Google AI head urges college students to choose work that solves big societal problems

Google’s top AI executive, Jeff Dean, told college students they should look to the events of 2020 for inspiration when deciding what they should pursue in their education and careers.

“2020 has been an incredibly challenging year with so many different things that are unusual or unexpected or very harmful from a society point of view and ecological point of view,” Dean said in a virtual fireside chat with college students Tuesday. “You have the pandemic, which has completely changed how we’re operating as societies, you have things like the George Floyd murder and the outrage justified from that. Then, you have things like the wildfire, which — I live in California and the sky two weeks ago was this apocalyptic orange.”

Dean said despite 2020 being an “unusual confluence of events,” he urged students to pursue education and careers that address large problems, such as climate change, health and social justice.

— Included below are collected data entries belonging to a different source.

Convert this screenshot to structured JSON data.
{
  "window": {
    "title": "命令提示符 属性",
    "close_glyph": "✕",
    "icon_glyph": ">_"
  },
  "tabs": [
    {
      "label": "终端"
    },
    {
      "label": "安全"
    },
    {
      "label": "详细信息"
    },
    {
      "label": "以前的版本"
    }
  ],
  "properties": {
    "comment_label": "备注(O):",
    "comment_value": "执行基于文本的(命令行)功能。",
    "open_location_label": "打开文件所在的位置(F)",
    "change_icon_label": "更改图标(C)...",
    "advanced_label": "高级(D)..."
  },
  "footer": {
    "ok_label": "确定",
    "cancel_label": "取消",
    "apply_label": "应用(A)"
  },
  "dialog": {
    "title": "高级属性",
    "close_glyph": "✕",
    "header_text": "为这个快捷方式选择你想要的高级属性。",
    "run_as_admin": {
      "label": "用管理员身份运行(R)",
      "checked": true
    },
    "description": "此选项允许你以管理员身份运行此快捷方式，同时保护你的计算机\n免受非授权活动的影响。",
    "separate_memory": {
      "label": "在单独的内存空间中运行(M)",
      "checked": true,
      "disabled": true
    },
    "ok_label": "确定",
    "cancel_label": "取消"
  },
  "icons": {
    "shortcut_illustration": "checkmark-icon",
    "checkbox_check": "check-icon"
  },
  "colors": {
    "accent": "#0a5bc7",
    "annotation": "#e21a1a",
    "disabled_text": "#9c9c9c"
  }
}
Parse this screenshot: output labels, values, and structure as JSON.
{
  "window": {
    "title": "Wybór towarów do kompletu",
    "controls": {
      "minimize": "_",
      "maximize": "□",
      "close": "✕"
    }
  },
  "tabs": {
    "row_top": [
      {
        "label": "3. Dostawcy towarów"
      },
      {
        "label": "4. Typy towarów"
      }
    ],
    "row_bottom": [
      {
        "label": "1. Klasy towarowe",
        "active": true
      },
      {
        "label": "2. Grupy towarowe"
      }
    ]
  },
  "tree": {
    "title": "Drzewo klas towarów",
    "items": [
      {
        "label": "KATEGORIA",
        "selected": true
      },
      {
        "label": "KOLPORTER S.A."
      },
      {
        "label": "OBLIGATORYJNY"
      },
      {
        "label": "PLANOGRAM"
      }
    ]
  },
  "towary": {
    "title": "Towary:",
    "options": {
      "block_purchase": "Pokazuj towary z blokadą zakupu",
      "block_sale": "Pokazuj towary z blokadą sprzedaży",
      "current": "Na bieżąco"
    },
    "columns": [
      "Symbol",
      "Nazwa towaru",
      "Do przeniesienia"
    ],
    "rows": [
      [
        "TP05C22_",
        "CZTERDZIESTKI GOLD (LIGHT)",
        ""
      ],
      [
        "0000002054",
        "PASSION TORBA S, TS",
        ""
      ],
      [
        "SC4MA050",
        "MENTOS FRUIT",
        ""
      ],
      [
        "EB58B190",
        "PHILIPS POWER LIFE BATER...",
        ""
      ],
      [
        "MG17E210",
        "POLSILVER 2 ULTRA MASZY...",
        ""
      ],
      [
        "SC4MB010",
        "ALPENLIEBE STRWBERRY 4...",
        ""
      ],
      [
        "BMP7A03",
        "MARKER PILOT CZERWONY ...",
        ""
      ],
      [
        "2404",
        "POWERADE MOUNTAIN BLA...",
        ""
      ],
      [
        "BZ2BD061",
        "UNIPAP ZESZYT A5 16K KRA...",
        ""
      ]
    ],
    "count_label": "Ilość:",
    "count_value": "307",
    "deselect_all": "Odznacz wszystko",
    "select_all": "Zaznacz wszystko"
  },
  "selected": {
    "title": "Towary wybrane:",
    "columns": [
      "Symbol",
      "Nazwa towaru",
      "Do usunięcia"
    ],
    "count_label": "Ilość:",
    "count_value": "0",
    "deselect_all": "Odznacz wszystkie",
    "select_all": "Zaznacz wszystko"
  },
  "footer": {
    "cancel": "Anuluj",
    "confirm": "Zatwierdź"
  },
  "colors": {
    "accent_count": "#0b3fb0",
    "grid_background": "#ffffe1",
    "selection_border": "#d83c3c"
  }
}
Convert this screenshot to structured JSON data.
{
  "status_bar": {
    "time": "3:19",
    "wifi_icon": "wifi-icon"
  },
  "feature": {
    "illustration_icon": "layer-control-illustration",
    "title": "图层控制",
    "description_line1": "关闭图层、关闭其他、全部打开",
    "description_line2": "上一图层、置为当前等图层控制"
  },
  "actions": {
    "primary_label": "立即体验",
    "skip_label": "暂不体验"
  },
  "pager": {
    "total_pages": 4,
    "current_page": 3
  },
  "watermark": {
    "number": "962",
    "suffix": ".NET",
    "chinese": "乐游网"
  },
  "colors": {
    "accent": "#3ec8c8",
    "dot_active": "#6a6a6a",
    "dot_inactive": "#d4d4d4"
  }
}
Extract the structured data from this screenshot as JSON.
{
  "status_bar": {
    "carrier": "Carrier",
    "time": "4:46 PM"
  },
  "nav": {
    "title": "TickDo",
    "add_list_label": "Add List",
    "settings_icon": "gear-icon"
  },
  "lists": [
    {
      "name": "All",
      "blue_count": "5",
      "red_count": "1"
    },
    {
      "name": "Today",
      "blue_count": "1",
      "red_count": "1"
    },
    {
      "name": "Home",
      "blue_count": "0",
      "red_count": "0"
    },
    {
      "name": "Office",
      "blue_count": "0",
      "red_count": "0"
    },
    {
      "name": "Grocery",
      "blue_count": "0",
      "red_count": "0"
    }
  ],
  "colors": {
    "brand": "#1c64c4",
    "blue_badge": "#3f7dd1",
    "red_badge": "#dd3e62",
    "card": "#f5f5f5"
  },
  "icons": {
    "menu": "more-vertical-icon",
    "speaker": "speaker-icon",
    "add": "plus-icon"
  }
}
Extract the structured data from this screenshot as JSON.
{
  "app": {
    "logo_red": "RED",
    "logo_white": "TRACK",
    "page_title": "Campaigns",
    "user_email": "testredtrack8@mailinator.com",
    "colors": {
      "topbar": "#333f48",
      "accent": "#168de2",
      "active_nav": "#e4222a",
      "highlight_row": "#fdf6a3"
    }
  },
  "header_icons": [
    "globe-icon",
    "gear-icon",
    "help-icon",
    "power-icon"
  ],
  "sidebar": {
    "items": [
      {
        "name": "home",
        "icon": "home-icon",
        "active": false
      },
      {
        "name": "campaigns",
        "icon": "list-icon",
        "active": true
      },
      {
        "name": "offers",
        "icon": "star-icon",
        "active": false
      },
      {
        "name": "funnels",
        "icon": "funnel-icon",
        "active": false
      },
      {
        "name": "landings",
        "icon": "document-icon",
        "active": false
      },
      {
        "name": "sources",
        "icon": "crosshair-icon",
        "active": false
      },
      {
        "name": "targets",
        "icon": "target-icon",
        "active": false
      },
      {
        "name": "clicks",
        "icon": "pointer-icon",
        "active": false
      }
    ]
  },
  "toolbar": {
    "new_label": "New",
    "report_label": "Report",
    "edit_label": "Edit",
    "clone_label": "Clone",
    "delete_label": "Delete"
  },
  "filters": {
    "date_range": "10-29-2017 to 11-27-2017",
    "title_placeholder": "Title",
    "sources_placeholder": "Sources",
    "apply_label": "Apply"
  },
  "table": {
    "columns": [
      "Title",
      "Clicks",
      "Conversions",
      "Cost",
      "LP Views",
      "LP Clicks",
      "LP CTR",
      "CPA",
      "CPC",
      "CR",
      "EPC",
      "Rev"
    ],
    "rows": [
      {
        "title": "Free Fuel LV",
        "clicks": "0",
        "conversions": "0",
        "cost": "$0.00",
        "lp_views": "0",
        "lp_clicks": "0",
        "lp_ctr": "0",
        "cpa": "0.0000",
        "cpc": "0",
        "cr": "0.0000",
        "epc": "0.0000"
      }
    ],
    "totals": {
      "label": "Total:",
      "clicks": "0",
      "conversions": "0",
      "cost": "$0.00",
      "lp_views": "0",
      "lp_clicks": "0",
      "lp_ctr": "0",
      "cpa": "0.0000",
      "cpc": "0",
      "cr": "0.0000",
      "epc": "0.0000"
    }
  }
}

“It’s important to keep working to make society and the problems you care about better. It’s important to solve problems that you think are important and that are going to advance all of us, collectively,” he told students. “Try not to focus on the negative aspects of what’s happening now and focus on the few positive things you see and build on those.”

Dean, who joined Google in 1999 when it was still a start-up, is one of the few Google executives who has been regularly vocal on recent events of 2020 — particularly on Twitter, where he has criticized the Trump administration’s stance on policies related to science and immigration, and acknowledged bias and lack of underrepresented workers in the tech industry.

Google, alongside other tech companies like Facebook and Amazon, is facing scrutiny over its own role in society as it addresses internal diversity woes, misinformation, and anticompetitive practices — particularly as the 2020 U.S. election approaches. The company recently said it hopes to run on 100% carbon-free energy by 2030.

Dean acknowledged that the tech industry needs to take its own advice, giving the example of improving how it gives people from underrepresented backgrounds more opportunity at the company and the industry overall.

“I believe really, really strongly that we need as an industry to create opportunities for people who maybe don’t have as much opportunity in their early education,” Dean said. “You want the best people in the world and that means making sure they’re not at a disadvantage because they didn’t have a laptop and were programming from age nine.”